Cuomo announces $2.5 million to prevent underage drinking, substance abuse at state college campuses
Press Release, Gov. Cuomo’s Office
Governor Andrew M. Cuomo announced that $2.5 million is now available for 20 SUNY and CUNY schools to establish programs aimed at preventing underage drinking and substance use on campus.
With these funds, each SUNY and CUNY grant recipient will develop a campus community coalition and foster community partnerships to help strengthen local prevention efforts. The college campus initiative advances the Governor’s goal of promoting strategies that prevent underage drinking on college campuses and in college towns across New York.
“Time after time, we have seen the reckless behavior, and bad decisions with often life-altering consequences that come with underage drinking,” Governor Cuomo said. “This funding will build on our progress to prevent senseless tragedies and equip students with vital knowledge to curb underage and binge drinking, and provide critical services to those at risk for addiction.”
Administered through the New York State Office of Alcoholism and Substance Abuse Services, each awarded college will receive $125,000 annually for 5 years. The initiative’s goal is to prevent and reduce underage drinking and drug use, including prescription drug misuse, amongst the college population, while also making New York’s college campuses and communities safer.
The funding will be made available through a Request for Applications administered by NYS OASAS. The College Environmental Prevention: Using the Strategic Prevention Framework to Prevent and Reduce Underage Drinking and Drug Use RFA release date is Nov. 4, 2016. The closing date for receipt of applications is Dec. 13, 2016. The anticipated date for the announcement of the selected grant recipients is Feb. 22, 2017. Interested parties can review the RFA and apply for this new funding on the NYS OASAS Procurements website.

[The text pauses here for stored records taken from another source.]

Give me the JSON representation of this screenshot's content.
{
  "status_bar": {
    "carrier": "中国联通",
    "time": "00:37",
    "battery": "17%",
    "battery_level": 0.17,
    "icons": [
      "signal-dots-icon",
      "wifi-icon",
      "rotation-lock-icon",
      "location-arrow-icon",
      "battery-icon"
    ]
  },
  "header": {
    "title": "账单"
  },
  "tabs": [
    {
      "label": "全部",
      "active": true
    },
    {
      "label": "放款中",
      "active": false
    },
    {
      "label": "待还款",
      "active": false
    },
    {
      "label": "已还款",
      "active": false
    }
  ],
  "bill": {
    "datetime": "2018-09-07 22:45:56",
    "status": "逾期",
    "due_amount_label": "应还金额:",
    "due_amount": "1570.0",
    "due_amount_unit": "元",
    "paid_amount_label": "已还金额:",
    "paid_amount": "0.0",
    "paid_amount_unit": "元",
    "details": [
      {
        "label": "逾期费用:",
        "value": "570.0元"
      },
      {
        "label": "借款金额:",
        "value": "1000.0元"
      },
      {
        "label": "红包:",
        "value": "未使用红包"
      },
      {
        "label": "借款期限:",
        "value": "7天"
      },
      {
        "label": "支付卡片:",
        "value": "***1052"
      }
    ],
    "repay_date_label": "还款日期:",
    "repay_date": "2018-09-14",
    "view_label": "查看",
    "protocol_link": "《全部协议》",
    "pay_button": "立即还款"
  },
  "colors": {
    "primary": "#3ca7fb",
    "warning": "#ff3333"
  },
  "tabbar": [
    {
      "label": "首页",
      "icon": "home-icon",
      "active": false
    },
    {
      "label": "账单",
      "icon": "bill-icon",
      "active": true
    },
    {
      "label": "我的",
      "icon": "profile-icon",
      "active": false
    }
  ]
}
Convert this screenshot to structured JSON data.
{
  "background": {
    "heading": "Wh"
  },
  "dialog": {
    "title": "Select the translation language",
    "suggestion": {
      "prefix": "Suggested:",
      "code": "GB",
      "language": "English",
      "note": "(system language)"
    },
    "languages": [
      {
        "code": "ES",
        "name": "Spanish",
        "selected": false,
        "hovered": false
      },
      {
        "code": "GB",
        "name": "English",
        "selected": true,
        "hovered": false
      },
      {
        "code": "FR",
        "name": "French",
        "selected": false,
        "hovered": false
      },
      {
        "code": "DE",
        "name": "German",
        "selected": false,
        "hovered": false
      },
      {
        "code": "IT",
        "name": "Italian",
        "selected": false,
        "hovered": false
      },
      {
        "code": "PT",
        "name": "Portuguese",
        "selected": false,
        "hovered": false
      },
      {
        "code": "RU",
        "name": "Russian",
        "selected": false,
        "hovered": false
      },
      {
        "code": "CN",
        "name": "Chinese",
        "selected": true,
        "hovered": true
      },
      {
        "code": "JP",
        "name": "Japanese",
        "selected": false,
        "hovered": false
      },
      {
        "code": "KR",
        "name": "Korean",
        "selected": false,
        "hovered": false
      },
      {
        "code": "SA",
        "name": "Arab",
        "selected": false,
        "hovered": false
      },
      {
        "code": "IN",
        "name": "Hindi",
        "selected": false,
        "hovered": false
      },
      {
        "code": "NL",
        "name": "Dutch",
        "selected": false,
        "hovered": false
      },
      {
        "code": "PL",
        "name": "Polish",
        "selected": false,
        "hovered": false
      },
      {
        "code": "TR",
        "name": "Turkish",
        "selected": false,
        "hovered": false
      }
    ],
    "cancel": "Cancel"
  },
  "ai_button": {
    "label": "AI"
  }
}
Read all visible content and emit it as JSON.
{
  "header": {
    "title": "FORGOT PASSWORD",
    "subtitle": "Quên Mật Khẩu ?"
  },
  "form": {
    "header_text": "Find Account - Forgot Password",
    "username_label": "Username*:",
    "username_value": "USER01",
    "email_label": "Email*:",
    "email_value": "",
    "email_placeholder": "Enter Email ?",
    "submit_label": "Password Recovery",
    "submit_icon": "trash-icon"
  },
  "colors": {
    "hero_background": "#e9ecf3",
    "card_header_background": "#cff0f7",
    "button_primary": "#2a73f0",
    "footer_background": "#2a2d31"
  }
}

SUNY Chancellor Nancy L. Zimpher said, “The State University of New York strives to do all it can to ensure that our campus communities are safe learning environments for all who live, work, and visit. These OASAS grants represent another opportunity for us to enhance our efforts toward that goal, and we look forward to working with our state and local community partners to address this important issue even further.”
CUNY Chancellor James B. Milliken said, “Alcohol abuse, binge drinking and drug abuse are nationwide scourges that affect City University of New York students, campuses and neighborhoods as they do students and communities everywhere. We appreciate the Governor’s commitment to reducing underage drinking and improving access to treatment in New York. These grants will help bolster CUNY’s ongoing efforts to keep our students safe and informed about the dangers of alcohol and drugs in college social settings and off-campus, and educate them about treatment and other services.”
This initiative complements Governor Cuomo’s commitment to address sexual assault on college campuses through the State’s Enough is Enough campaign to combat sexual assault on private college campuses across the state, announced in 2015. This campaign codified protocols already adopted by the SUNY system through the Sexual Violence Victim/Survivor Bill of Rights and Uniform Definition of Consent.
This uniform set of practices designed to combat sexual assaults on college campuses was implemented at SUNY campuses in 2014 at the Governor’s direction. This new College Environmental Prevention initiative will further these already enacted efforts to combat sexual assault by implementing programs to reduce the number of risky situations that may result from alcohol and drug use. Nationally, more than 690,000 students between the ages of 18 and 24 are assaulted by another student who has been drinking, and an estimated 97,000 in the same age group are victims of alcohol-related sexual assault or date rape.
Research from the National Institute on Alcohol Abuse and Alcoholism indicates that alcohol is still the most abused drug on college campuses across the country. According to the NIAAA, more than 80 percent of college students drink alcohol with almost half reporting binge drinking in the past two weeks.
Further research has shown that college students who binge drink are more likely to suffer a variety of negative, or even life-threatening events, than those who don’t drink heavily or at all. A new study released by the Substance Abuse and Mental Health Services Administration indicates that on an average day during the past year, 1.2 million of the 9 million full-time college students in the U.S. drank alcohol, and 703,759 used marijuana.
Prescription drug misuse, a precursor to other opioid misuse and abuse, is also a serious issue on college campuses. About one in four people ages 18 to 20 report using these medications non-medically, according to a National Survey on Drug Use and Health.